Quando era jovem, Stephen Crohn viu seus amigos morrerem, um após o outro e sem que ele pudesse fazer nada, de um mal que não tinha nome.
Quando seu companheiro, um ginasta chamado Jerry Green, adoeceu gravemente em 1978 com uma doença que hoje conhecemos como Síndrome da Imunodeficiência Adquirida (Aids), Crohn simplesmente concluiu que ele seria o próximo.
Mas, enquanto seu parceiro ia ficando cego e fraco, Crohn permanecia saudável. Ao longo da década seguinte, dezenas de amigos e inclusive outros parceiros teriam um destino semelhante.
Em 1996, o imunologista Bill Paxton, que trabalhava no Aaron Diamond Aids Research Center, em Nova York, estava à procura de homens homossexuais resistentes à infecção, com a intenção de descobrir os motivos por trás dessa resistência.
Quando Paxton tentou infectar os glóbulos brancos de Crohn com HIV, o vírus causador da Aids, em um tubo de ensaio, isso se revelou impossível. A explicação é que Crohn tinha uma mutação genética — que ocorre em apenas 1% da população — que impede o vírus de se prender à superfície dos glóbulos brancos.
Nos dez anos seguintes, os cientistas conseguiram desenvolver um medicamento retroviral, que imita os efeitos dessa mutação no organismo e que transformou os tratamentos da Aids. A droga também se mostrou crucial para ajudar a controlar o vírus em pessoas infectadas.
Crohn morreu em 2013, aos 66 anos, mas sua história deixou um legado que vai muito além do HIV.
Resistência à covid-19
Nas últimas duas décadas, inspirou todo um campo da Medicina, em que os cientistas buscam identificar esses chamados “casos isolados” que, como o de Crohn, são excepcionalmente resistentes ou pouco suscetíveis a uma doença e servem de base para estudos de novos tratamentos.
Como geneticista na Escola de Medicina Icahn, em Nova York, Jason Bobe passou os últimos anos estudando pessoas com traços de resistência incomum a doenças, de problemas cardíacos à doença de Lyme. Assim, quando a primeira onda de covid-19 atingiu o país, seu primeiro instinto foi procurar pessoas resistentes à nova infecção por coronavírus.
“Pensei em Stephen Crohn. Alguém precisava começar a procurar esses casos isolados de (resistência à) covid-19”, diz ele.

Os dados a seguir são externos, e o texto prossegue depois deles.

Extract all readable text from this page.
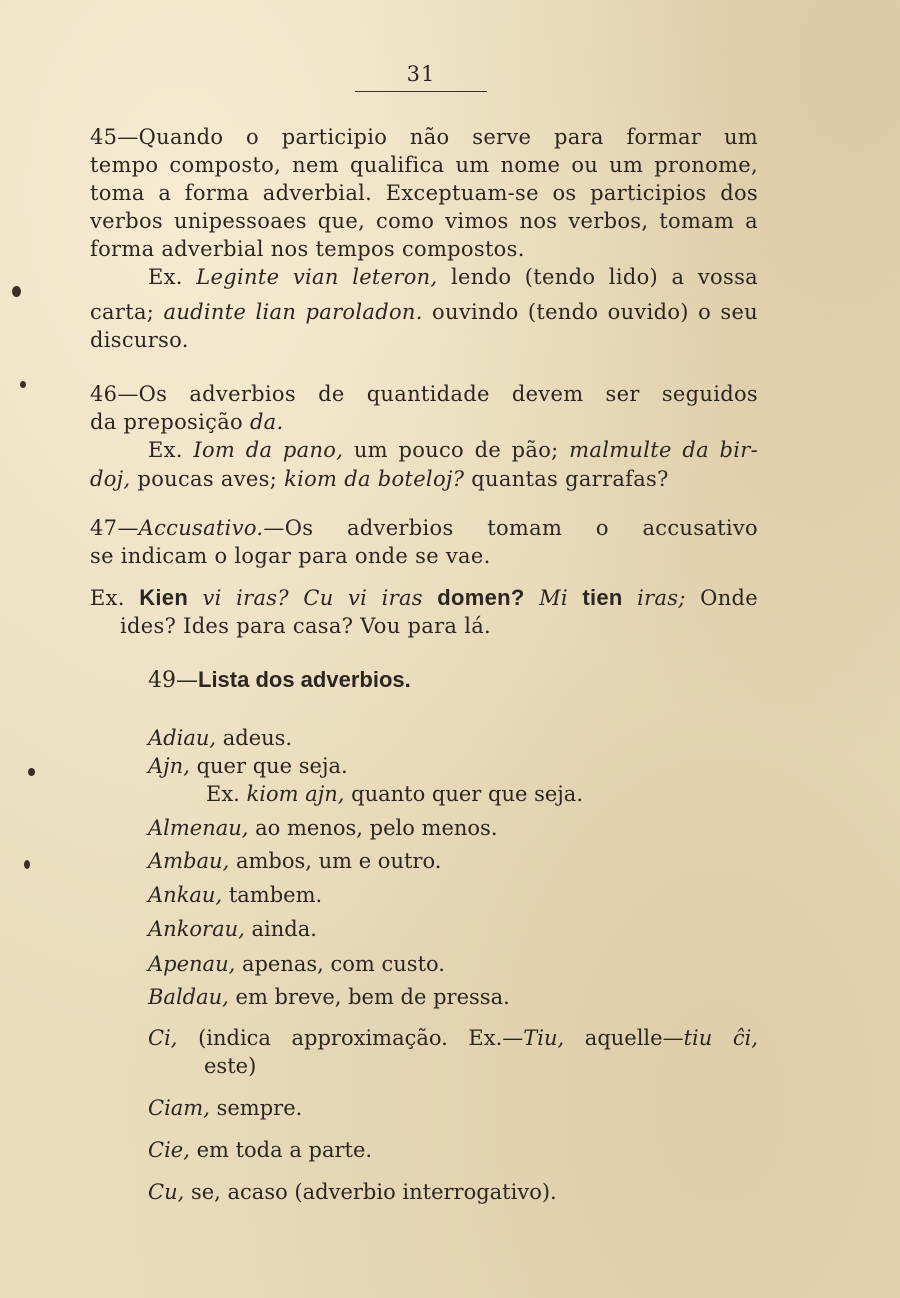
31
45—Quando o participio não serve para formar um
tempo composto, nem qualifica um nome ou um pronome,
toma a forma adverbial. Exceptuam-se os participios dos
verbos unipessoaes que, como vimos nos verbos, tomam a
forma adverbial nos tempos compostos.
Ex. Leginte vian leteron, lendo (tendo lido) a vossa
carta; audinte lian paroladon. ouvindo (tendo ouvido) o seu
discurso.
46—Os adverbios de quantidade devem ser seguidos
da preposição da.
Ex. Iom da pano, um pouco de pão; malmulte da bir-
doj, poucas aves; kiom da boteloj? quantas garrafas?
47—Accusativo.—Os adverbios tomam o accusativo
se indicam o logar para onde se vae.
Ex. Kien vi iras? Cu vi iras domen? Mi tien iras; Onde
ides? Ides para casa? Vou para lá.
49—Lista dos adverbios.
Adiau, adeus.
Ajn, quer que seja.
Ex. kiom ajn, quanto quer que seja.
Almenau, ao menos, pelo menos.
Ambau, ambos, um e outro.
Ankau, tambem.
Ankorau, ainda.
Apenau, apenas, com custo.
Baldau, em breve, bem de pressa.
Ci, (indica approximação. Ex.—Tiu, aquelle—tiu ĉi,
este)
Ciam, sempre.
Cie, em toda a parte.
Cu, se, acaso (adverbio interrogativo).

A ideia de Bobe era tentar encontrar famílias inteiras, nas quais várias gerações haviam sofrido casos graves de covid-19, mas entre as quais havia pelo menos um indivíduo assintomático. “Ter uma família inteira junta torna muito mais fácil entender os fatores genéticos em jogo, e o que está por trás dessa resistência”, explica.
No passado, a identificação de grupos familiares que atendessem a essas características levaria anos, mas o mundo digital oferece várias maneiras de chegar a essas pessoas. Desde junho de 2020, Bobe tem trabalhado com administradores de grupos de pacientes com covid-19 e familiares no Facebook, como o Survivor Corp, para tentar identificar candidatos.
Também criou uma plataforma na internet em que qualquer paciente com covid-19 assintomático pode preencher um questionário para participar de um estudo de resistência ao vírus, se atender aos requisitos.
Nos próximos meses, Bobe espera replicar a sequência de genomas de pacientes com sinais de resistência à covid-19, para ver se compartilham de alguma mutação que os estaria ajudando a escapar do vírus. Se tiver sucesso, suas descobertas podem servir de base para a criação de medicamentos antivirais capazes de nos proteger da covid-19 e também de futuras epidemias de coronavírus.
E já existem algumas pistas. Os pesquisadores identificaram uma associação entre os grupos sanguíneos do tipo O e Rh negativo a um menor risco de doenças graves. Mas, enquanto os cientistas levantam a hipótese de que certos tipos de sangue podem naturalmente ter anticorpos capazes de reconhecer alguns aspectos do vírus, a natureza precisa dessa relação permanece obscura.